STA-290 HW 8

library(ggplot2)
library(dplyr)

# Prettier graphs
theme_set(theme_bw())

Question 1

In professional basketball games during the 2009-2010 season, when Kobe Bryant of the Los Angeles Lakers shot a pair of free throws, 8 times he missed both, 152 times he made both, 33 times he made only the first shot, and 37 times he made only the second. Is it possible that the successive free throws are independent, or is there evidence to suggest a “hot streak” effect? The data are tabulated in the freethrow data frame below:

# Create freethrow data (copy and paste this into your own R session)
freethrow <- matrix(c(152,33,37,8), nrow = 2, byrow = TRUE)
rownames(freethrow) <- c("Make 1st", "Miss 1st")
colnames(freethrow) <- c("Make 2nd", "Miss 2nd")
print(freethrow)

##          Make 2nd Miss 2nd
## Make 1st      152       33
## Miss 1st       37        8

What is the null hypothesis of this experiment?
Using the table provided, find a table of expected values for each cell
Using your table of observed and expected values, find the \(\chi^2\) statistic associated with this table along with the degrees of freedom
Using your critical value sheet, if we were to test this hypothesis at level \(\alpha = 0.05\), what conclusion would we come to regarding the independence of the first and second free throw?

Question 2

Reconsider the anorexia data that we investigated in Homework 7:

anorexia <- read.csv("https://collinn.github.io/data/anorexia.txt")

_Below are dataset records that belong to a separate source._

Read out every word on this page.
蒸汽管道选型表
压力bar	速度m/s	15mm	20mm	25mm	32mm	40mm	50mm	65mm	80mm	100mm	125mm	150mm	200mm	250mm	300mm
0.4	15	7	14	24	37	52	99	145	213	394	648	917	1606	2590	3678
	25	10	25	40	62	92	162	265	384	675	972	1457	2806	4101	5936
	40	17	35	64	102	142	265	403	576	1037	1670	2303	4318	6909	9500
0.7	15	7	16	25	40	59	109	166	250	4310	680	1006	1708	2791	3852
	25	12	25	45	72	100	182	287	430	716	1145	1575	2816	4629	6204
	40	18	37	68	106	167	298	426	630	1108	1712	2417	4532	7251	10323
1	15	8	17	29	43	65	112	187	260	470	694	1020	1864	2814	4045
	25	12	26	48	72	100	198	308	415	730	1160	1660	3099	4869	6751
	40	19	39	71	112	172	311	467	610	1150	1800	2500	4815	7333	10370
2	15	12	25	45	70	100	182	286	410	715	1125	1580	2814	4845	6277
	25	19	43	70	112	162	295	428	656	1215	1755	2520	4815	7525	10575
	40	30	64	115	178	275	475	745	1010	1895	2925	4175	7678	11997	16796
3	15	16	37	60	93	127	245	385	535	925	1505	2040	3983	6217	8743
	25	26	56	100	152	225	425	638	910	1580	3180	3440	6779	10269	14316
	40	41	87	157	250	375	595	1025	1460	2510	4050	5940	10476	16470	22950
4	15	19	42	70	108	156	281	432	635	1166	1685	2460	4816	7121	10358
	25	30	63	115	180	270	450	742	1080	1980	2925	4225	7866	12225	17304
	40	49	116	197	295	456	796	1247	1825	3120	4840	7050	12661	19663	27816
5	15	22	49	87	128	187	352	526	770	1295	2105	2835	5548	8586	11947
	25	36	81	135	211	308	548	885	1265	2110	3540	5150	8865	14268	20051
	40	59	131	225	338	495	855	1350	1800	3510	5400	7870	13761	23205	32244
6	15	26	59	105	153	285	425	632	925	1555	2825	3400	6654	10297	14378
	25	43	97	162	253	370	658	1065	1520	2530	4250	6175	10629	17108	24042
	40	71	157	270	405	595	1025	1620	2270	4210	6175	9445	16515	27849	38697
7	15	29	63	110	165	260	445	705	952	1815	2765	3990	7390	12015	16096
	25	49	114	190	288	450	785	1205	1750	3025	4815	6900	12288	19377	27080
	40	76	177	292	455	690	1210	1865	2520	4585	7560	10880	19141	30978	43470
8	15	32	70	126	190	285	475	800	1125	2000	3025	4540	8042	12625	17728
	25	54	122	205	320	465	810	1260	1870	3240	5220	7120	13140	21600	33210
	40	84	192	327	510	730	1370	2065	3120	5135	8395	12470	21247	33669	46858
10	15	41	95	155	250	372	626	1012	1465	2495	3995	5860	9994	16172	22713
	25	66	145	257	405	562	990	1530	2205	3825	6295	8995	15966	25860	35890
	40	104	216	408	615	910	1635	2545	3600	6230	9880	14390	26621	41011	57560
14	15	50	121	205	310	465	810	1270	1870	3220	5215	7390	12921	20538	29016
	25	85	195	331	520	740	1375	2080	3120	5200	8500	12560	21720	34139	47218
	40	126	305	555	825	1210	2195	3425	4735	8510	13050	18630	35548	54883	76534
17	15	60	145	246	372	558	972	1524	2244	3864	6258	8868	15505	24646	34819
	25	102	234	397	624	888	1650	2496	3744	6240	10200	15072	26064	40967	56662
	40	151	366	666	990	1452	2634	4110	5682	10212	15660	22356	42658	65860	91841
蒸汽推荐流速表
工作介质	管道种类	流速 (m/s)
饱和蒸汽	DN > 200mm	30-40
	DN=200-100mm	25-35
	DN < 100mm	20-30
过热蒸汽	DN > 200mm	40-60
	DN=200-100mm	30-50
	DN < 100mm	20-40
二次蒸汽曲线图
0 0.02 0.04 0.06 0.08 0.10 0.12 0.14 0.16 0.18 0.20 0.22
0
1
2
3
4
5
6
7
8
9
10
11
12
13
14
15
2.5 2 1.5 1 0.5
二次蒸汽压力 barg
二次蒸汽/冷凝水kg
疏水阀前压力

Part A: Use the mutate function to again create a variable called Diff that records the difference in pre and post weights
Part B: State the null hypothesis for testing the difference and pre and post weights for each of the groups considered in the dataset
Part C: Perform an ANOVA for the hypothesis stated in Part B. What do you conclude?
Part D: Use post-hoc testing to determine if there are any pairwise differences between these groups. How do your findings here compare with the conclusions you had in Homework 7?

Question 3

This question will again consider the mtcars dataset built into R

data(mtcars)

We will be investigating the relationship between the weight of a car (independent variable) and its miles per gallon (dependent variable). In addition to this, we will also be using the number of carburetors as a second independent variable.

Part A: Create a linear model predicting mpg with the covariates wt and carb. Based on the results, does it appear that the number of carburetors has a relationship with fuel economy (mpg)?
Part B: By default, carb is stored in the dataset as an integer value. Use the mutate function to create a new variable in the mtcars dataset called carb_factor that is equal to carb_factor = fator(carb). This will turn the new variable into a categorical one instead of an integer
Part C: Create a new linear model, this time predicting mpg with wt and carb_factor. What has changed this time? Specifically, what do the covariates in the new model represent, and how is this different from what we saw in Part A? (Hint: how do the estimates for factor_carb change as the number of carburetors increases?)
Part D: Based on your assessment in Part C, which of these two models do you think is more appropriate for predicting miles per gallon? In other words, does the number of carburetors appear to make more sense as a continuous variable or a categorical one?